Not Collecting Awarded Incentives: According to the Brookings Institute, each year between $45 billion and $90 billion of various federal, state and local incentives are offered for the purpose of job creation and attracting capital investment related to economic development. Surprisingly, it is estimated that in any given year, less than half of the incentives offered are collected by the companies that had secured them. In a study that examined incentives awarded vs. incentives taken by companies, the research found that during 10 years, the maximum amount of incentives realized was 40%.1 According to Gregory Burkart, Managing Director and leader of Duff & Phelps’ Site Selection and Incentives Advisory practice, there are several reasons for incentives to remain uncollected. Beyond the obvious reason of changes in the client’s core business, there are numerous self-inflicted/ preventable mistakes that are common.

  • Miscommunication: The old saying “beware of the devil in the details” remains true in the world of economic incentives. Good intentions alone from both recipient companies and EDOs are not enough for a successful outcome. The specific performance requirements must be clear from the beginning, so there is a clear understanding of all program requirements and strings attached. There is also miscommunication internally at companies. It’s not uncommon for the executive who negotiated the incentives to move to a new position without memorializing the deal or its performance measures. 
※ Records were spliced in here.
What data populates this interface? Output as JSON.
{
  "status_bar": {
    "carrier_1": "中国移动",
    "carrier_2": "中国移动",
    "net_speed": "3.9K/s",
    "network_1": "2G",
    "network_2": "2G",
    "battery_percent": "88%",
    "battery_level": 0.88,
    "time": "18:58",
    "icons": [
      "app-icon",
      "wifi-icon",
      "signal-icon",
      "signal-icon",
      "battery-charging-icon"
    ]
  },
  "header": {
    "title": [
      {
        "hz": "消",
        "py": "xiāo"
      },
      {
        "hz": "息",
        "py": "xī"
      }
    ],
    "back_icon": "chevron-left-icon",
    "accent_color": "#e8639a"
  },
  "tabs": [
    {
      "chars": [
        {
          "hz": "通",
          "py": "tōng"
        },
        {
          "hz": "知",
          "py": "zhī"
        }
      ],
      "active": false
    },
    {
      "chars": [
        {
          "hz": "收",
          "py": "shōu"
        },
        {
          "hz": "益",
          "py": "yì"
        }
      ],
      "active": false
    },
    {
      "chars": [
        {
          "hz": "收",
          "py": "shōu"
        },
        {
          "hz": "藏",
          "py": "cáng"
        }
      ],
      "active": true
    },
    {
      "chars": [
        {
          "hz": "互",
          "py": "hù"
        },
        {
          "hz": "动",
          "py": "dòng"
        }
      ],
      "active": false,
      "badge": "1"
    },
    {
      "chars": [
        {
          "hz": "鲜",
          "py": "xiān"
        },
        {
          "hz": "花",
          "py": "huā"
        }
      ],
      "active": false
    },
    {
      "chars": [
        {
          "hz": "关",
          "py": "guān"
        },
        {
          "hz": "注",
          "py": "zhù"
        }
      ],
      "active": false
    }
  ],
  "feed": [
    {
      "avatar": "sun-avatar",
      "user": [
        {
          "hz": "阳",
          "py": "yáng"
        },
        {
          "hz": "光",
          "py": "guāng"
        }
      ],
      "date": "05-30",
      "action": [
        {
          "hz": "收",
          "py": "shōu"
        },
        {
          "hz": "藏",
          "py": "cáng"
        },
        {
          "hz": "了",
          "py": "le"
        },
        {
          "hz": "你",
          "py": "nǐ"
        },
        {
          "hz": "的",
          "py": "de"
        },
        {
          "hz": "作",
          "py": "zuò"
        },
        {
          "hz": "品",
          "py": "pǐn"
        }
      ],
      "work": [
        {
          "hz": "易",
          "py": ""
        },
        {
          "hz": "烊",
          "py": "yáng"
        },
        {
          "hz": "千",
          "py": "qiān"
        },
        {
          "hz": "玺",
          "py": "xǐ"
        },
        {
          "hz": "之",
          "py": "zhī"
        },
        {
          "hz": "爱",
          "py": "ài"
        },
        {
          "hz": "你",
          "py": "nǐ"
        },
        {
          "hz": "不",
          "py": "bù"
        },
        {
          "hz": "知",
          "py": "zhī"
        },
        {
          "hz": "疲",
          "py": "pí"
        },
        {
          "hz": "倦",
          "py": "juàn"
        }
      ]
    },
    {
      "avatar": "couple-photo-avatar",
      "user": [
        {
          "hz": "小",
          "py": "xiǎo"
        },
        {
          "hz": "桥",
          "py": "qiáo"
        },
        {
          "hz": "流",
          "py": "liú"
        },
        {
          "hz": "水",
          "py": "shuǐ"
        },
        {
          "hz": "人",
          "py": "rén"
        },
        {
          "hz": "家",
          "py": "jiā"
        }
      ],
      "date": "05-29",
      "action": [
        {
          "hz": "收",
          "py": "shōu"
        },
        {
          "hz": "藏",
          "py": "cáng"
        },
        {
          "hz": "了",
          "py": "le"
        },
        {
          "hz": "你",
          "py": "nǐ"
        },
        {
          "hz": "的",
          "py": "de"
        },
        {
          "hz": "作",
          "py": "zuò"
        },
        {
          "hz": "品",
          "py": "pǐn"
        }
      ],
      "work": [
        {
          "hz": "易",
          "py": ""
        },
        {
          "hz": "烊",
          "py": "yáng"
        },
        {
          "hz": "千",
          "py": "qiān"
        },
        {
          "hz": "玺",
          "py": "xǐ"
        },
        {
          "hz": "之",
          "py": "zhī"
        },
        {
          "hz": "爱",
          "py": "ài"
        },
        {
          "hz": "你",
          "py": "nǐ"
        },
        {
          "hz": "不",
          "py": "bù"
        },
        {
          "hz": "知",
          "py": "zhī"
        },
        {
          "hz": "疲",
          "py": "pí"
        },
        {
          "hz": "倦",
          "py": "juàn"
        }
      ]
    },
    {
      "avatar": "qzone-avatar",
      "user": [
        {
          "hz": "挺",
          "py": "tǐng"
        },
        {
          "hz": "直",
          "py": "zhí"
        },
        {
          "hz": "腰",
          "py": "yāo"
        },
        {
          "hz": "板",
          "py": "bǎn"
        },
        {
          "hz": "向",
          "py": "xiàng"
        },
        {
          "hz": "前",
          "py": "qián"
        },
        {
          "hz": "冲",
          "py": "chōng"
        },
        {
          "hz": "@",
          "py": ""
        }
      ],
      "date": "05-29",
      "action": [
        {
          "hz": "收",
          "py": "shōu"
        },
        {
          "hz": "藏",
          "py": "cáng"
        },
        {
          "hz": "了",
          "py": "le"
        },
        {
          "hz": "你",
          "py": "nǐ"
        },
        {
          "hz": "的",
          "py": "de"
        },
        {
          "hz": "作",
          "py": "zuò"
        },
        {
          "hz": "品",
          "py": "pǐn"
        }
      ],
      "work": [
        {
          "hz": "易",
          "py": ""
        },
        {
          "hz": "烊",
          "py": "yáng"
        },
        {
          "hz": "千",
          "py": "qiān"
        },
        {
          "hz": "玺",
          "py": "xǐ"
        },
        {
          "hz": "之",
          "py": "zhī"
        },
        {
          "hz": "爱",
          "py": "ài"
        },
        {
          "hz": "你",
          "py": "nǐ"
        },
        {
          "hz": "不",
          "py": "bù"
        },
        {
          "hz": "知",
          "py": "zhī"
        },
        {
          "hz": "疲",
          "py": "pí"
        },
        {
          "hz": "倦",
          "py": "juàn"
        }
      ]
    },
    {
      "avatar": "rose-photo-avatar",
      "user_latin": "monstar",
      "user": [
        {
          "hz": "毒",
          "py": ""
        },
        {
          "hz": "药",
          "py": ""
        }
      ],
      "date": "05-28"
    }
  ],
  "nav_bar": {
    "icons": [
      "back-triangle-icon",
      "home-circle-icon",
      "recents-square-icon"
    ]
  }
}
  • Strings Attached: It’s not uncommon for an organization to be awarded incentives without understanding the overall process and time/effort required to satisfy program requirements. In some communities, the administrative burden of the incentive programs can become overwhelming and not worth the value received, especially with incentives spread over multiple years.
  • Dedicated Compliance Personnel: Typically, the team of professionals that are tasked with securing the incentives are not the same people that are tasked with compliance. Without a single point person to manage incentive programs from beginning to end, it is easy for the responsibility of compliance to get “lost” within the organization.
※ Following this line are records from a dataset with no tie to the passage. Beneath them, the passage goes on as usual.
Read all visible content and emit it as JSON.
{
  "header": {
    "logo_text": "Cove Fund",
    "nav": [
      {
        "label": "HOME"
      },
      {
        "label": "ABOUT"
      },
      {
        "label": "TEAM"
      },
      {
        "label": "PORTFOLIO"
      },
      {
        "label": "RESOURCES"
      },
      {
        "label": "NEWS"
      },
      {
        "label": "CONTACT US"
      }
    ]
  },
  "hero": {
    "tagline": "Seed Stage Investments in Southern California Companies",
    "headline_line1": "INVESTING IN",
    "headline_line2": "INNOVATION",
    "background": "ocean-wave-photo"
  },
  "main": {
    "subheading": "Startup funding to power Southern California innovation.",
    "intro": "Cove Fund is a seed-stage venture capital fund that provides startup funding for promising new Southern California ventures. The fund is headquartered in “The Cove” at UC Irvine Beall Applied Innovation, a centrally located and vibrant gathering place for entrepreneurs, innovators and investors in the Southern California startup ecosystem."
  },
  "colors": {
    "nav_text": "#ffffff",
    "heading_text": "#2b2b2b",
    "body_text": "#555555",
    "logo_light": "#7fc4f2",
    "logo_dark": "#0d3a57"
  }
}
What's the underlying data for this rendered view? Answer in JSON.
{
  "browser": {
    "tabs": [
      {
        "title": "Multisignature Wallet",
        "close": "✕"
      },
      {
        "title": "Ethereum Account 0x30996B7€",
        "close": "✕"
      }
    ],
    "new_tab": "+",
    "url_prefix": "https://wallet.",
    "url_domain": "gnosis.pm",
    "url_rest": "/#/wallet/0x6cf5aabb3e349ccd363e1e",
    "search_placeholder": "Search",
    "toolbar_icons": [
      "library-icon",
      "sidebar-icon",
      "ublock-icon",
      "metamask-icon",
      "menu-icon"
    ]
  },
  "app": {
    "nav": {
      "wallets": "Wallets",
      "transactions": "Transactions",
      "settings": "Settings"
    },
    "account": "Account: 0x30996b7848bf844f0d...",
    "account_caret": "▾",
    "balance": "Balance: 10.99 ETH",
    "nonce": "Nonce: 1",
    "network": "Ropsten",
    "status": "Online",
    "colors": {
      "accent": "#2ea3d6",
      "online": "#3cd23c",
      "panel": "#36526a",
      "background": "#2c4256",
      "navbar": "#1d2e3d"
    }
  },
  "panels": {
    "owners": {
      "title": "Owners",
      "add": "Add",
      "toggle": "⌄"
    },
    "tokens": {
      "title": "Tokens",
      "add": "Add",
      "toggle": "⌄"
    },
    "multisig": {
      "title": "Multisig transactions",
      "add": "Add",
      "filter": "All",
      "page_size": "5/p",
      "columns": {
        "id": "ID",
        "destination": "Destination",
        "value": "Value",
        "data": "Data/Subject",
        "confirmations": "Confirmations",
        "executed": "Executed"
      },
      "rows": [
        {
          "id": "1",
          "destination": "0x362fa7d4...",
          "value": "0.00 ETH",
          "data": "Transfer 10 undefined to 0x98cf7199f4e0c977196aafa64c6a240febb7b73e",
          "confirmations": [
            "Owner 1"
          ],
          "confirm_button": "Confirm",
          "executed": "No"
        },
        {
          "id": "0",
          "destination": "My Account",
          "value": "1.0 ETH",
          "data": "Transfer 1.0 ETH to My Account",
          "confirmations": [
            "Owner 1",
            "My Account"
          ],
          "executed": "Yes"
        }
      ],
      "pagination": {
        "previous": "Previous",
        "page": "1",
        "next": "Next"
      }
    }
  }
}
  • Wrong Incentive Programs: For senior management, it is easy to focus on the headline describing the generous incentives package awarded. However, if the EDO you are working with doesn’t truly understand your organization’s needs, it can cause them to incorrectly offer incentives that ultimately prove useless. This often occurs many times with non-refundable tax credits that become stranded on a balance sheet when the company does not have a projected tax liability. 
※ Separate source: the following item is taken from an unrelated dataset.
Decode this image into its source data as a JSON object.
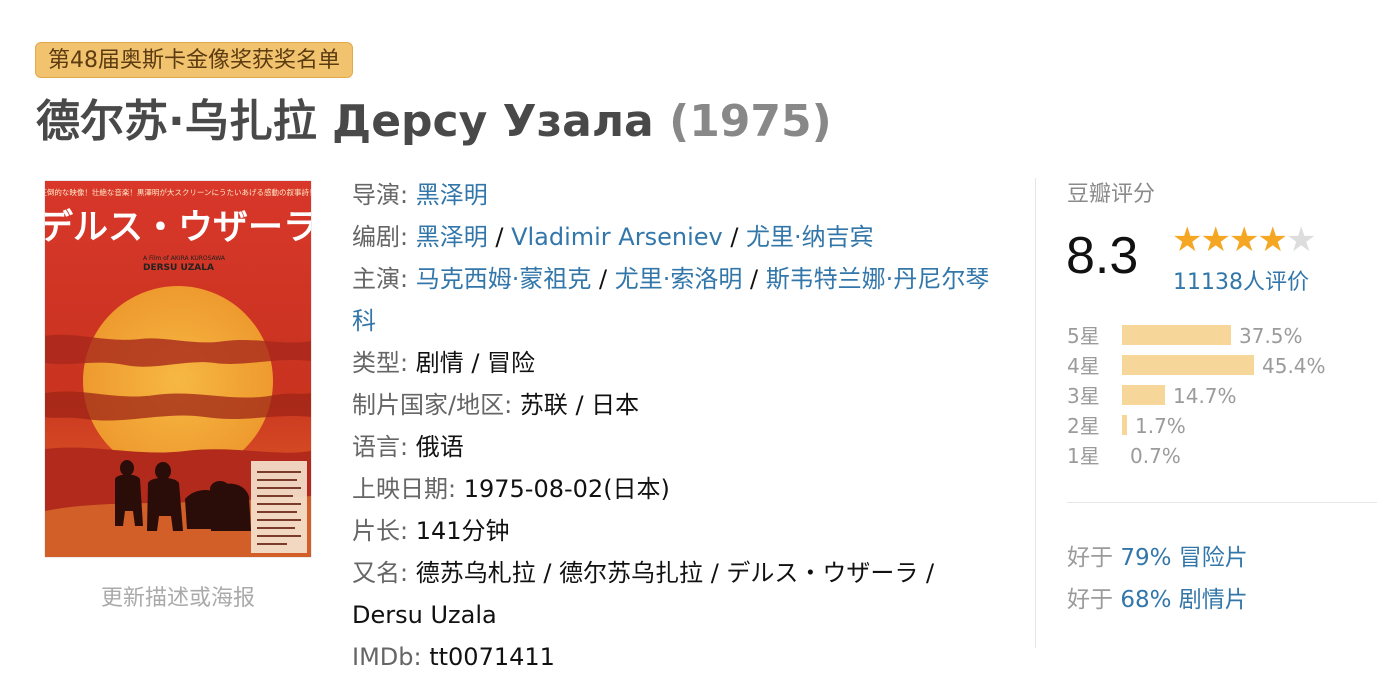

SITE Selector Solution – As the SITE Selector platform digitizes the site selection process, it has been able to provide a level of standardization that has been previously unseen in the industry. Standardization allows for efficiency in matching projects to communities and matching companies to the right incentive programs. Standardization allows Duff & Phelps’ site selection professionals to assign ratings to incentive programs, making it easier for companies to assess their likely realized value. Additionally, our platform allows companies to centralize their data, documents and processes for helping internal stakeholders to communicate with each other and ensure program compliance. Finally, integrated checklists and communication tools aid companies to meet bureaucratic obligations, simplifying the process of collecting incentives earned. If you choose to engage an external third-party firm to manage compliance, we can configure our API to share all relevant data upon request. 

 

Sources
1.“Business Incentives and Employment: What Incentives Work and Where?” William H. Hoyt Christopher Jepsen Kenneth R. Troske IFIR Working Paper No. 2009-02.